When opening a Roth IRA, look for low fees. Two companies with Roth IRA options and low fees are Vanguard and Fidelity. My Roth is with Vanguard. When you open an account, you can link your IRA with your bank account, and make a yearly $6000 contribution online.


If your employer offers a 403b and you want to maximize Roth contributions when you are young, consider opening a CalSTRS Pension 2 Roth 403b. Although the investment options are more typically limited than an IRA and the fees are higher, you can contribute up to $19,000 post tax each year (as of 2019). Just like a Roth IRA, when you withdraw this money during retirement, you don’t have to pay taxes on it. If you work in California, you can research 403b options through this lovely 403b Compare website. If you do decide to open a 403b account, you will need to both follow the instructions on the 403b Compare website linked above and submit a salary modification form to your payroll administrator at your employer. Contact your human resource representative to find this form. It should look something like this.

Note: You can open up both a Roth IRA and Roth 403b to contribute up to $25,000 post-tax each year. Most young teachers don’t earn enough to contribute this amount, especially if you are saving to buy a home. If you can contribute this amount, though, your future self will thank you. 

Before you contribute money to your retirement accounts, you will need to know what to invest in.

Investment Strategies When You Are Young

Once you open an IRA or 403b, the number of investment options can be overwhelming: US stocks, international stocks, bonds, money market funds, index funds, etc. Each of which has their own pros and cons. Riskier investments tend to produce higher returns long-term, but can drop dramatically short term (stocks fell 50% during the financial crisis in 2007 and 2008). Of course, you should begin your search with low-cost index funds.

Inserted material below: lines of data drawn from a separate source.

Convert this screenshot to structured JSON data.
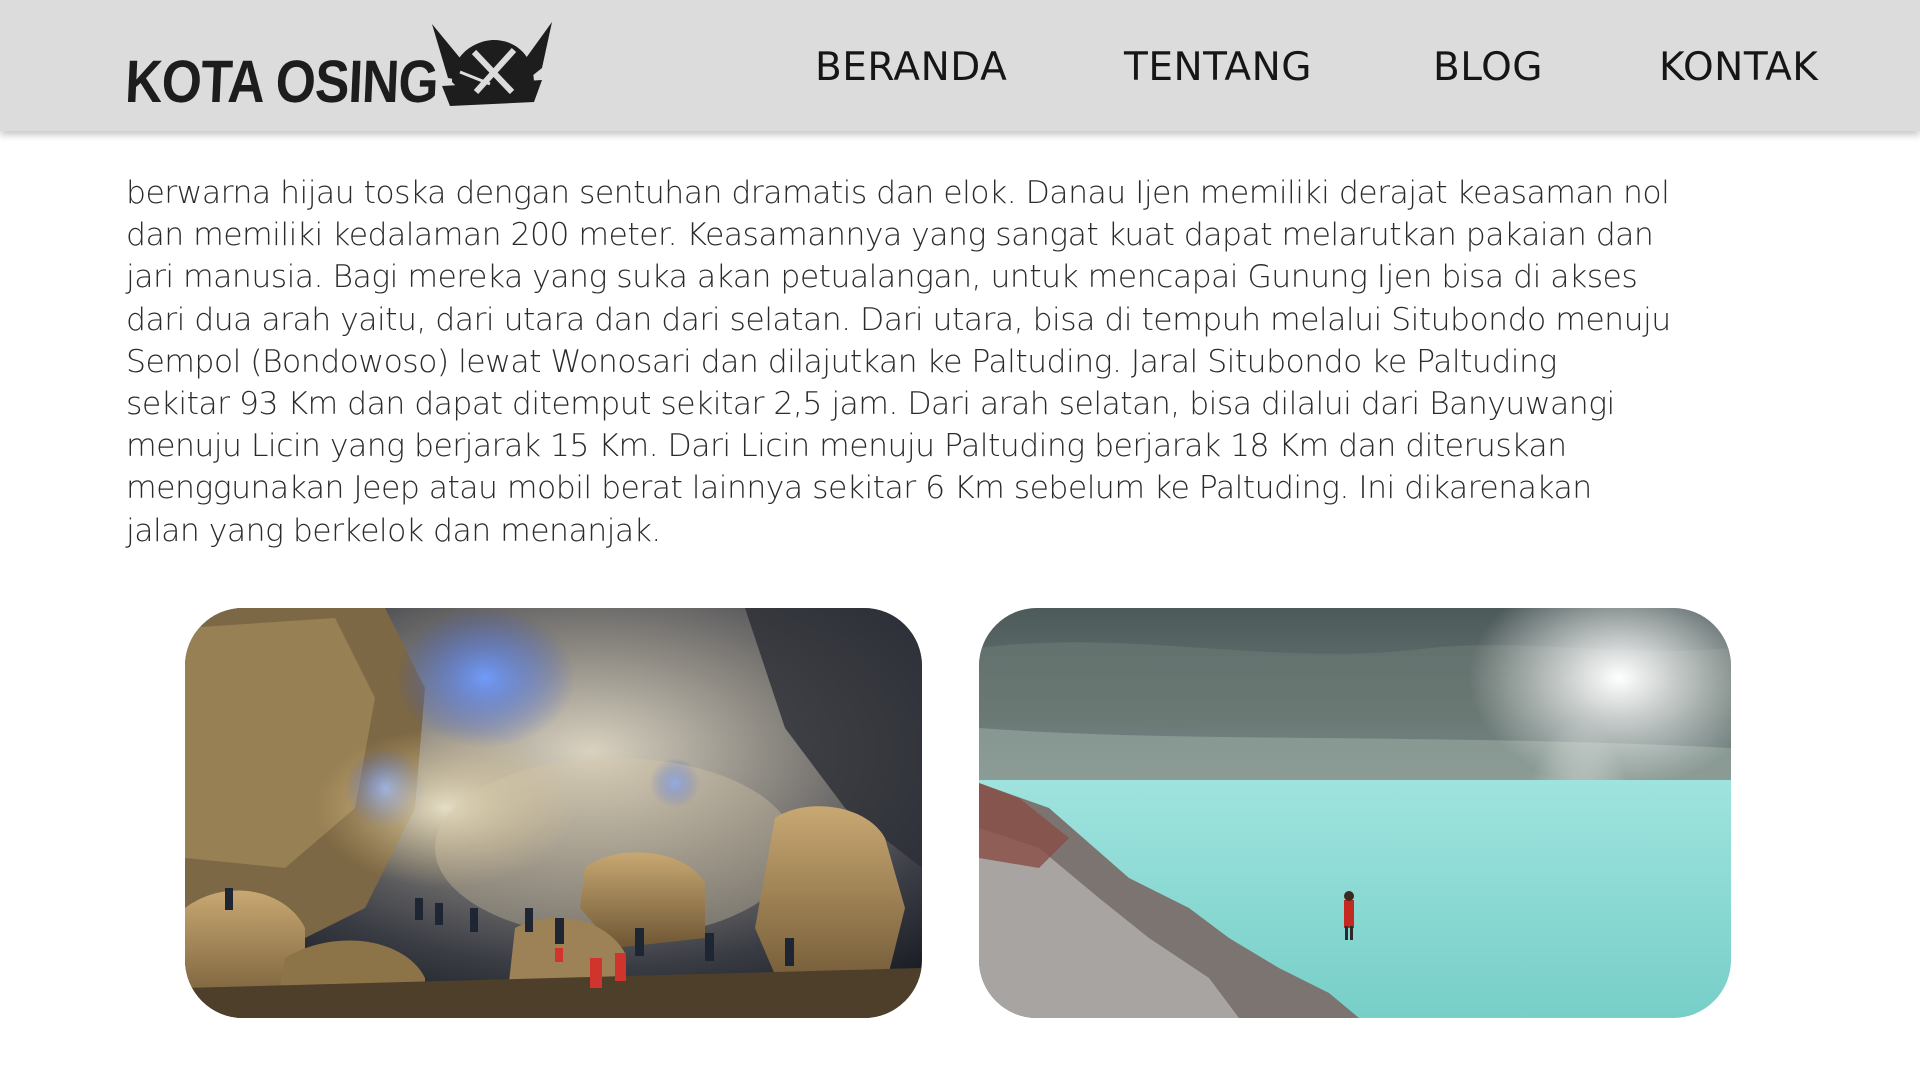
{
  "site": {
    "logo_text": "KOTA OSING"
  },
  "nav": {
    "items": [
      {
        "label": "BERANDA"
      },
      {
        "label": "TENTANG"
      },
      {
        "label": "BLOG"
      },
      {
        "label": "KONTAK"
      }
    ]
  },
  "article": {
    "lines": [
      "berwarna hijau toska dengan sentuhan dramatis dan elok. Danau Ijen memiliki derajat keasaman nol",
      "dan memiliki kedalaman 200 meter. Keasamannya yang sangat kuat dapat melarutkan pakaian dan",
      "jari manusia. Bagi mereka yang suka akan petualangan, untuk mencapai Gunung Ijen bisa di akses",
      "dari dua arah yaitu, dari utara dan dari selatan. Dari utara, bisa di tempuh melalui Situbondo menuju",
      "Sempol (Bondowoso) lewat Wonosari dan dilajutkan ke Paltuding. Jaral Situbondo ke Paltuding",
      "sekitar 93 Km dan dapat ditemput sekitar 2,5 jam. Dari arah selatan, bisa dilalui dari Banyuwangi",
      "menuju Licin yang berjarak 15 Km. Dari Licin menuju Paltuding berjarak 18 Km dan diteruskan",
      "menggunakan Jeep atau mobil berat lainnya sekitar 6 Km sebelum ke Paltuding. Ini dikarenakan",
      "jalan yang berkelok dan menanjak."
    ]
  },
  "colors": {
    "header_bg": "#dcdcdc",
    "text": "#2b2b2b",
    "lake": "#8fd8d3"
  }
}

Read more about low-cost funds here.

Younger investors should be more aggressive in than older investors. This means take risks. If you are young and the market does drop significantly, you have significant time to recoup that money before retirement. Stock index funds are more risky than bonds.

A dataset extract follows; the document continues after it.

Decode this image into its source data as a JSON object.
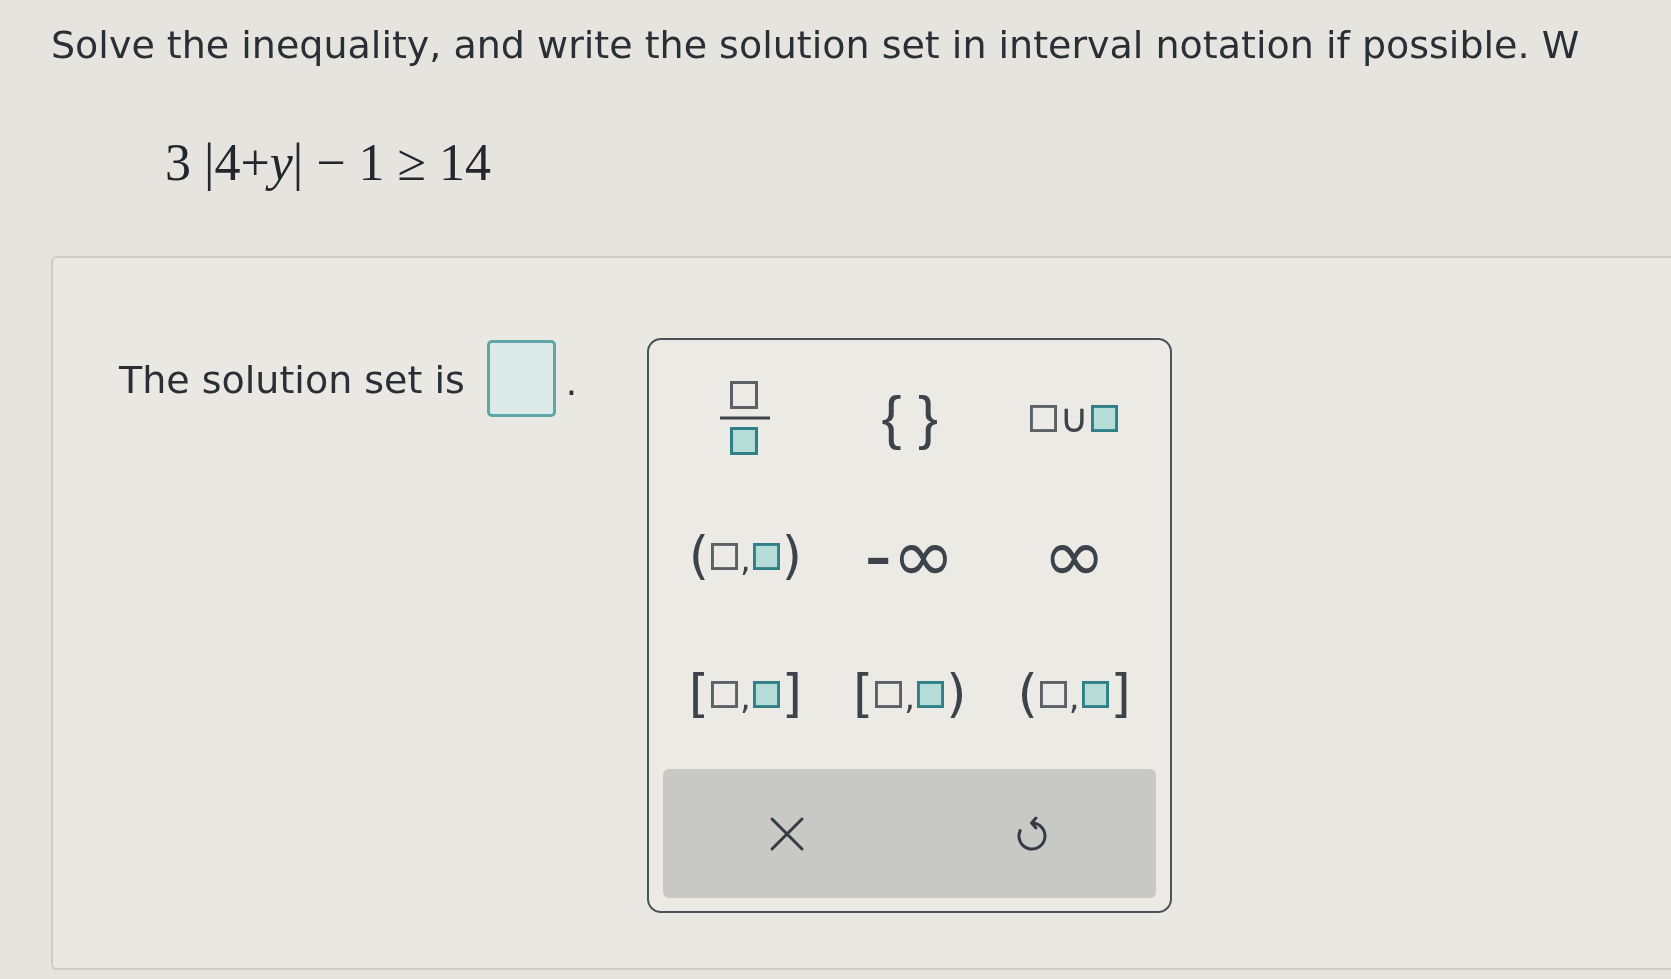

However, you can minimize risks by diversifying your investments. Rather than just investing in a single company’s stock, spread the risk around by investing in a large number of companies by using low-cost index funds. In addition to investing in stocks, keep a certain amount of your funds in bonds. You can use this tool provided by Vanguard (select your age at the bottom) to figure out roughly what percentage of your funds should go where. If your retirement account has access to them, consider purchasing Vanguard’s Target Retirement Funds. Not only are they quite inexpensive (expense ratios of less than 0.15%), but they come automatically diversified and rebalanced. This is a great fund for investors that have little free time on their hands like me.